So, the most recent bottleneck was buffer busy waits. So after a little digging around, we finally came up with this query:
select p1 "File #", p2 "Block #", p3 "Reason Code" from v$session_wait where event = 'buffer busy waits';
The tricky part was that we were getting back p1 values that exceeded the highest file_id found in both dba_data_files and dba_temp_files. Tanel Poder and K Gopalakrishnan helped us out by stating that these extraordinary numbers were actually the "real" file_id for the tempfiles, which are numbered file_id+db_files, and you get db_files from v$parameter.
With that out of the way, we realized that were hitting file header block contention (Reason Code 13) on the temp files. As Tanel succintly put it, "it's the block 2 in the file, this is where the LMT extent management bitmap header block lives." So our index builds were hammering the few lucky header blocks in our tempfiles that contained the extent bitmap.
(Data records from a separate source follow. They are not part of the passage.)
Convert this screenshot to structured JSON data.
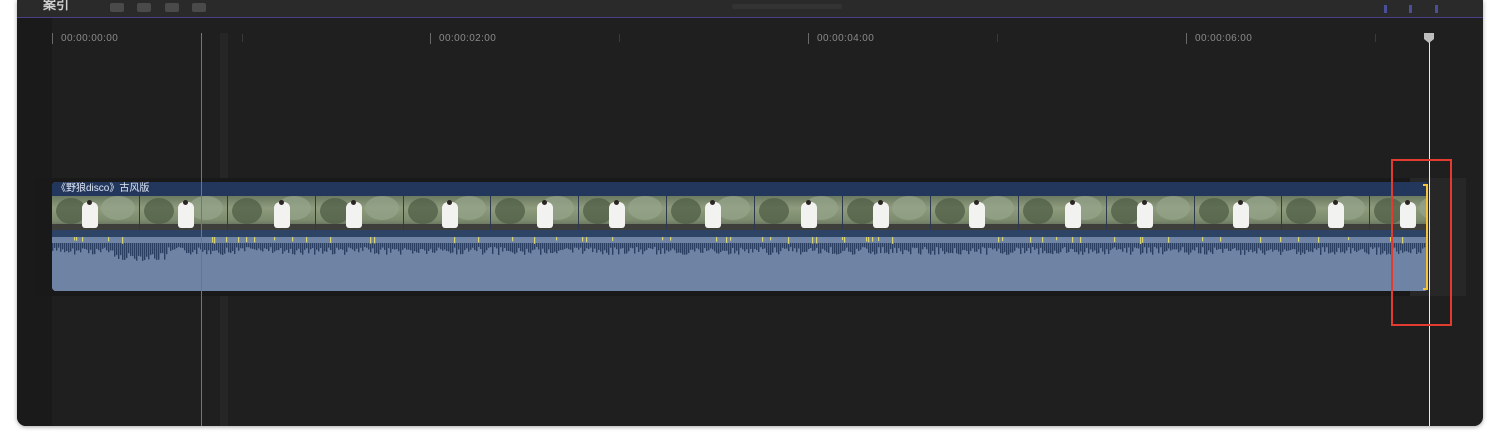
{
  "toolbar": {
    "title": "案引"
  },
  "ruler": {
    "timecodes": [
      "00:00:00:00",
      "00:00:02:00",
      "00:00:04:00",
      "00:00:06:00"
    ]
  },
  "clip": {
    "title": "《野狼disco》古风版",
    "frame_count": 16
  },
  "colors": {
    "background": "#1f1f1f",
    "clip_header": "#23375c",
    "audio": "#6f84a5",
    "playhead": "#d94d3a",
    "end_marker": "#f3c13a",
    "annotation_box": "#e23b2f"
  }
}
My first thought was to increase the size of the tablespace extents, thinking that perhaps if there were few extents to worry about, the extent bitmap would not be in such high demand. Turns out the effectiveness of that idea was rather poor - or at least unnoticeable. Then I decided to increase the number of header blocks. One simple way to do that is add more tempfiles. And Viola! Now I create x number of tempfiles for x number of slave processes, and I have yet to see any more file header block contention on my tempfiles. Coolness.
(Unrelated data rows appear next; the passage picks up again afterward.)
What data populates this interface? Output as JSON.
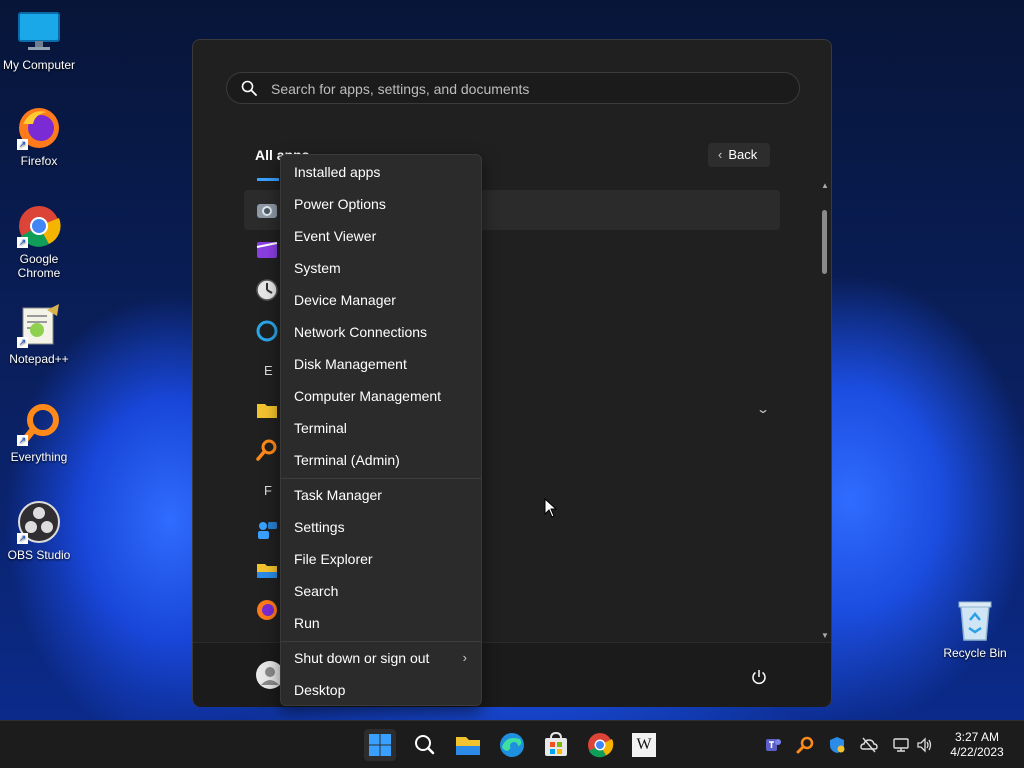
{
  "desktop": {
    "icons": [
      {
        "label": "My Computer",
        "icon": "monitor-icon"
      },
      {
        "label": "Firefox",
        "icon": "firefox-icon"
      },
      {
        "label": "Google\nChrome",
        "icon": "chrome-icon"
      },
      {
        "label": "Notepad++",
        "icon": "notepadpp-icon"
      },
      {
        "label": "Everything",
        "icon": "everything-icon"
      },
      {
        "label": "OBS Studio",
        "icon": "obs-icon"
      }
    ],
    "recycle_bin": "Recycle Bin"
  },
  "start_menu": {
    "search_placeholder": "Search for apps, settings, and documents",
    "all_apps_label": "All apps",
    "back_label": "Back",
    "section_letters": [
      "E",
      "F"
    ]
  },
  "context_menu": {
    "items": [
      "Installed apps",
      "Power Options",
      "Event Viewer",
      "System",
      "Device Manager",
      "Network Connections",
      "Disk Management",
      "Computer Management",
      "Terminal",
      "Terminal (Admin)",
      "Task Manager",
      "Settings",
      "File Explorer",
      "Search",
      "Run",
      "Shut down or sign out",
      "Desktop"
    ]
  },
  "taskbar": {
    "apps": [
      "start-icon",
      "search-icon",
      "file-explorer-icon",
      "edge-icon",
      "store-icon",
      "chrome-icon",
      "wikipedia-icon"
    ],
    "wiki_glyph": "W",
    "time": "3:27 AM",
    "date": "4/22/2023"
  },
  "colors": {
    "menu_bg": "#202020",
    "context_bg": "#2b2b2b",
    "accent": "#3aa0ff"
  }
}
On to the next bottleneck...
1 comment:
We have a job that runs 15 concurrent processes that uses 5k-10k global temp tables. I reduced the extent size of the temp tablespace to cut down on free buffer waits and improve IO (our GTT's are tiny and a 1MB uniform extent is a waste of memory and IO), but buffer busy waits went through the roof. I was able to identify block 2 of our temp files as being the culprit. Thanks for the post, it confirms what I had planned on doing to resolve our issue.